Value n standard deviations from mean f0 amplitude.

Parameters:
  • n (float) – Number of standard deviations away from the mean amplitude of f0 from valid time windows.
  • distribution ({‘log-normal’, ‘normal’}, optional) – Assumed distribution of f0, the default is ‘log-normal’.
Returns:

float – Value n standard deviations from mean f0 amplitude.

nstd_f0_frq(n, distribution)

Value n standard deviations from mean f0.

Parameters:
  • n (float) – Number of standard deviations away from the mean f0 from the valid time windows.
  • distribution ({‘log-normal’, ‘normal’}, optional) – Assumed distribution of f0, the default is ‘log-normal’.
Returns:

float – Value n standard deviations from mean f0.

peak_amp

Valid peak amplitude vector.

peak_frq

Valid peak frequency vector.

print_stats(distribution_f0, places=2)

Print basic statistics of Hvsr instance.

reject_windows(n=2, max_iterations=50, distribution_f0='log-normal', distribution_mc='log-normal')

Perform rejection of spurious H/V windows.

Parameters:
  • n (float, optional) – Number of standard deviations from the mean, default value is 2.
  • max_iterations (int, optional) – Maximum number of rejection iterations, default value is 50.
  • distribution_f0 ({‘log-normal’, ‘normal’}, optional) – Assumed distribution of f0 from time windows, the default is ‘log-normal’.
  • distribution_mc ({‘log-normal’, ‘normal’}, optional) – Assumed distribution of mean curve, the default is ‘log-normal’.
Returns:

int – Number of iterations required for convergence.

rejected_window_indices

Rejected window indices.

std_curve(distribution='log-normal')

Sample standard deviation associated with the mean H/V curve.

Parameters:

distribution ({‘normal’, ‘log-normal’}, optional) – Assumed distribution of H/V curve, default is ‘log-normal’.

Returns:

ndarray – Sample standard deviation of H/V curve according to the distribution specified.

Raises:
  • ValueError – If only single time window is defined.
  • KeyError – If distribution does not match the available options.
std_f0_amp(distribution='log-normal')

Sample standard deviation of amplitude of f0 of valid time windows.

Parameters:distribution ({‘normal’, ‘log-normal’}, optional) – Assumed distribution of f0, default is ‘log-normal’.
Returns:float – Sample standard deviation of the amplitude of f0.
Raises:KeyError – If distribution does not match the available options.
std_f0_frq(distribution='log-normal')

Sample standard deviation of f0 of valid time windows.

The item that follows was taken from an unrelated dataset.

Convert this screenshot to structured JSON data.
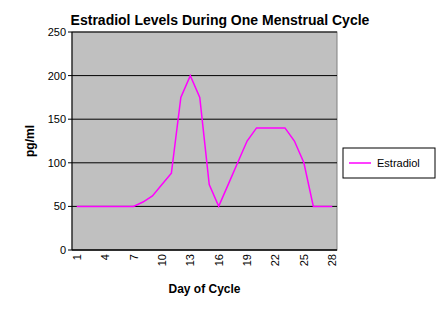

Parameters:distribution ({‘normal’, ‘log-normal’}, optional) – Assumed distribution of f0, default is ‘log-normal’.
Returns:float – Sample standard deviation of f0.
Raises:KeyError – If distribution does not match the available options.
to_file(fname, distribution_f0, distribution_mc, data_format='hvsrpy')

Save H/V data to summary file.

Parameters:
  • fname (str) – Name of file to save the results, may be a full or relative path.
  • distribution_f0 ({‘log-normal’, ‘normal’}, optional) – Assumed distribution of f0 from the time windows, the default is ‘log-normal’.
  • distribution_mc ({‘log-normal’, ‘normal’}, optional) – Assumed distribution of mean curve, the default is ‘log-normal’.
  • data_format ({‘hvsrpy’, ‘geopsy’}, optional) – Format of output data file, default is ‘hvsrpy’.
Returns:

None – Writes file to disk.

update_peaks(**kwargs)

Update peaks attribute with the lowest frequency, highest amplitude peak.

Parameters:**kwargs (dict) – Refer to find_peaks documentation.
Returns:None – Updates peaks attribute.